Pourquoi contemporaines ? Parce qu’on devait bien restreindre notre sujet, au risque de s’éterniser, mais aussi et surtout parce que cette année, on voulait faire de cette journée une célébration au présent. On voulait se dire que se battre contre l’invisibilisation des femmes autrices et artistes dans l’histoire et à l’avenir, ça commence en les incluant dans notre quotidien.

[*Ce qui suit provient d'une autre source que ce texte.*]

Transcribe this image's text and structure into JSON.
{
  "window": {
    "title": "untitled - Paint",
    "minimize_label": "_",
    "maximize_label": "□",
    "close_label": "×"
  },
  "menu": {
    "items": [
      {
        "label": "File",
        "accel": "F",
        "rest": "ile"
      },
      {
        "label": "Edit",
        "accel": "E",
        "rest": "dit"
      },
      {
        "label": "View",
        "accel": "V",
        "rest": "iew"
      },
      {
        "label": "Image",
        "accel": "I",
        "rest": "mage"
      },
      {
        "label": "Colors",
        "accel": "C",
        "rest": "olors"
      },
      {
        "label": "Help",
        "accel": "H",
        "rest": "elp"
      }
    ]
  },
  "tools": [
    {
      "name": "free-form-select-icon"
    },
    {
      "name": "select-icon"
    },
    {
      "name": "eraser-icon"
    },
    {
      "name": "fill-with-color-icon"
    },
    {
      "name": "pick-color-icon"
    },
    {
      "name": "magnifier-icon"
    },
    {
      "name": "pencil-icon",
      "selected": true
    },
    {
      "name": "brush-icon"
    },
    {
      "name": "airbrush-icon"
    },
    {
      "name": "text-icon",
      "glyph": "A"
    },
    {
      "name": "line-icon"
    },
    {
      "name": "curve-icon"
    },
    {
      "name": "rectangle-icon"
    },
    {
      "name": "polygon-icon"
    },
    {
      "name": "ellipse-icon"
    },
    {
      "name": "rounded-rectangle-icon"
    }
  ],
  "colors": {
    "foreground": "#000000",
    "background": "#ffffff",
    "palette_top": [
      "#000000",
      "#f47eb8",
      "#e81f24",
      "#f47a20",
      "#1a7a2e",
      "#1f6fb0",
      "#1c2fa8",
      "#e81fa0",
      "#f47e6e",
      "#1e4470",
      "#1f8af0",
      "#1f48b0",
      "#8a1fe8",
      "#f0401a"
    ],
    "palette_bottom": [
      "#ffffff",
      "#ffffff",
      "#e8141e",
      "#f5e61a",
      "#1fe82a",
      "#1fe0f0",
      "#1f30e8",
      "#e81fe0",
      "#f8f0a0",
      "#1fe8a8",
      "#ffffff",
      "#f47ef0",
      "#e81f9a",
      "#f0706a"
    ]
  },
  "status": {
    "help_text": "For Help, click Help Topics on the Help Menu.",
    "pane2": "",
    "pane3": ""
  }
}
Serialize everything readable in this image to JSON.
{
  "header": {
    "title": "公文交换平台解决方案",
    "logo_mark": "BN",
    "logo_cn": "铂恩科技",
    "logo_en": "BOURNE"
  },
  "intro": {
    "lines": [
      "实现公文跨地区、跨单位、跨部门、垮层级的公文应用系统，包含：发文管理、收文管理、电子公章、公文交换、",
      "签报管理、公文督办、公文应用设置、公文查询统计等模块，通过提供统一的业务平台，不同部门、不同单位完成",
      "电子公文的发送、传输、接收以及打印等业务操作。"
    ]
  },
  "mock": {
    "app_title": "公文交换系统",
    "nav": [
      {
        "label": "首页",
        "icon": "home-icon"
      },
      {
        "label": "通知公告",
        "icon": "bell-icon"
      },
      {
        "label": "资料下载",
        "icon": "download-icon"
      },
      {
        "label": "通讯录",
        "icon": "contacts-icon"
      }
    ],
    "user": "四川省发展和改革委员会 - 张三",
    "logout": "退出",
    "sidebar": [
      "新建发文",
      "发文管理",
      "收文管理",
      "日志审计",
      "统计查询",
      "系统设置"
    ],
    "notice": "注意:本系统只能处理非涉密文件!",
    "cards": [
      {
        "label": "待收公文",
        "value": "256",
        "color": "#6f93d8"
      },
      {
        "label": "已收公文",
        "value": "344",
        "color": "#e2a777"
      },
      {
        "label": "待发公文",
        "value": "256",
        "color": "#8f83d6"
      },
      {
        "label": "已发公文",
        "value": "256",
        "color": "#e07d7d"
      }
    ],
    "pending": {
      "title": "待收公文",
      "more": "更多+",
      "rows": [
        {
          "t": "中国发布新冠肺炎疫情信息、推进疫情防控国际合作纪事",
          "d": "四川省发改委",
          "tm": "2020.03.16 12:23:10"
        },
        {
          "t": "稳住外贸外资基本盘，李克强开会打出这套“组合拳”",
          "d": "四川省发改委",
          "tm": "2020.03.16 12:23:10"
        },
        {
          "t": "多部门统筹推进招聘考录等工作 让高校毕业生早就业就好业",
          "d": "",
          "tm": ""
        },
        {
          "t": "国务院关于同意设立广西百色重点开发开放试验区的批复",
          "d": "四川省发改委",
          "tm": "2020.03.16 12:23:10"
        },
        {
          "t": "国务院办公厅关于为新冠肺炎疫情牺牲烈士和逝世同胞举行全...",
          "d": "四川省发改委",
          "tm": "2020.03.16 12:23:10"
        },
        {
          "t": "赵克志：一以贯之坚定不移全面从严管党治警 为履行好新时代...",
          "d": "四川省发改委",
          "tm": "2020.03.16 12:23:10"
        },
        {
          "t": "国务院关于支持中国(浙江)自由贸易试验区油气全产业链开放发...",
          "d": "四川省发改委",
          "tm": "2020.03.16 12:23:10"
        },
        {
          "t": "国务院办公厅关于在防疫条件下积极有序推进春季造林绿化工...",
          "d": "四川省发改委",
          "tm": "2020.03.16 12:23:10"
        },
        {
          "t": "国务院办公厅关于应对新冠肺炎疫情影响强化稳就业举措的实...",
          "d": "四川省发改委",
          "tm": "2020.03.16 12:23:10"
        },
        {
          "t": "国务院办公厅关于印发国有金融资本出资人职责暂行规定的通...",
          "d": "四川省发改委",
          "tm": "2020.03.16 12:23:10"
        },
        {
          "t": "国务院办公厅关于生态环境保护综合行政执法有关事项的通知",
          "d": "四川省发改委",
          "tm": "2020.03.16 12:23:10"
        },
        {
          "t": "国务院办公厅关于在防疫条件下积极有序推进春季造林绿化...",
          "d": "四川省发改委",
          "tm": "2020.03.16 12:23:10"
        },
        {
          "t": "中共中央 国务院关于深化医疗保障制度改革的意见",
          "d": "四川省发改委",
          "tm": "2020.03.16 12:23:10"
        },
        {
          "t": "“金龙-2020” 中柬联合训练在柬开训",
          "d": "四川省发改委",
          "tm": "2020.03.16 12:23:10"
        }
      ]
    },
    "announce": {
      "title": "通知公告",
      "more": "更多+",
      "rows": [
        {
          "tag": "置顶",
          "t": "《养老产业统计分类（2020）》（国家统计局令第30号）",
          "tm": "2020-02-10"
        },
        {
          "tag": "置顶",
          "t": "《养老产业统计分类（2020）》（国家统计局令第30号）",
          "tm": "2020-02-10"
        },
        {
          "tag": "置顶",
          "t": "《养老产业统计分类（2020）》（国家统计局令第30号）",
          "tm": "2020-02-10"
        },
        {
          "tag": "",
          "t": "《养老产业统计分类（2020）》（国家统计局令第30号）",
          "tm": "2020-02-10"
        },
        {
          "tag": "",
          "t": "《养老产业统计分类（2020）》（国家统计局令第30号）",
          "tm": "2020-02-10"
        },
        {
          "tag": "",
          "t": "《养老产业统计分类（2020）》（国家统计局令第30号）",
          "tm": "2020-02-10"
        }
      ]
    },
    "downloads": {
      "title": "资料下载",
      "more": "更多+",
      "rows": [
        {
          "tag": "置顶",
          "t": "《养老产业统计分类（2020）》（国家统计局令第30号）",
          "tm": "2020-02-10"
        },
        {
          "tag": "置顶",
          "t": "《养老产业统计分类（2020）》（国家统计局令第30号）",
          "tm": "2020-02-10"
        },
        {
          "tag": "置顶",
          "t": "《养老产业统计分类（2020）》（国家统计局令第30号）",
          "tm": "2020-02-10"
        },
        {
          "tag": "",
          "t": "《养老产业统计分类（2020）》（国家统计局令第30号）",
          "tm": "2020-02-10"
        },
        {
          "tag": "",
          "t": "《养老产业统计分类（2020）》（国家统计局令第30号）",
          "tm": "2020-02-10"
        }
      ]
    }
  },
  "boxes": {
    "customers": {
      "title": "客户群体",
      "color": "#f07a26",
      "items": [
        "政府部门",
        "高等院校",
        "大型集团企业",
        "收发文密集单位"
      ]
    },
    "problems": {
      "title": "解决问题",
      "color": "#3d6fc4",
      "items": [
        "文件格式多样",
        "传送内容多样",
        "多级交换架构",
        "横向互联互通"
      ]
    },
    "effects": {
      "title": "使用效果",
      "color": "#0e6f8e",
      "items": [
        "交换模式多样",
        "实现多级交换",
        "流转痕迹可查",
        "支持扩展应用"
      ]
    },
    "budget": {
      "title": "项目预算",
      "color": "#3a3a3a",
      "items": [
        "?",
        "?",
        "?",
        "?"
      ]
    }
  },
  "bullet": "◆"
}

Pourquoi autrice ? Et pas auteur, auteure, etc… grand débat qui a fait couler beaucoup d’encre, mais qui, si l’on s’y penche un peu, ne fait pas tant débat. Et bien parce-que ça s’entend (contrairement à auteure, qui se répand de plus en plus mais ne règle pas le problème de l’invisibilisation à l’oral), et parce-que c’est le bon mot, historiquement et étymologiquement parlant. En effet, ce n’est pas un néologisme ni une féminisation d’un nom neutre. C’est un mot qui date de l’antiquité : il vient du latin autrix, et il fut utilisé couramment à l’oral comme à l’écrit en latin, puis en français à la Renaissance. Et ce jusqu’au XVIIe siècle, moment où un petit groupe d’hommes fonde quelque chose nommé l’Académie Française et décide d’interdire le mot, car selon eux le métier d’écrivain ne sied pas à une femme et qu’il ne faudrait pas que l’existence du mot leur donne de mauvaises idées (comme écrire, ou même penser). Si la question vous intéresse, vous pouvez aller lire le travail de la chercheuse Aurore Evain, ou l’émission de France Culture par Camille Renard. Mais pour l’instant, parlons autrices et parlons contemporaines avec ces 6 autrices à découvrir absolument.

Romans

  • Fred Vargas 

On se permet de commencer avec une autrice chouchoute chez Mauvaise Graine, nom de plume Fred Vargas, spécialité polars. Ses livres se dévorent avec plaisir et empressement, on y est suspendu.e.s à l’histoire et à la subtilité qui découle des rencontres humaines. Ils se démarquent par leur ton mélancolique, une sorte de flottement sur les choses et un regard sur le monde dépaysant. On y apprécie son amour de l’histoire et de l’art, qui transparaissent dans l’intrigue avec simplicité. On conseille évidemment la série de livres du Commissaire Adamsberg, mais pour bien commencer et devenir vite addicts, rien ne vaut Ceux qui vont mourir te saluent, livre court, stand alone, qui nous plonge dans son style si particulier et ses intrigues policières toujours plus étonnantes.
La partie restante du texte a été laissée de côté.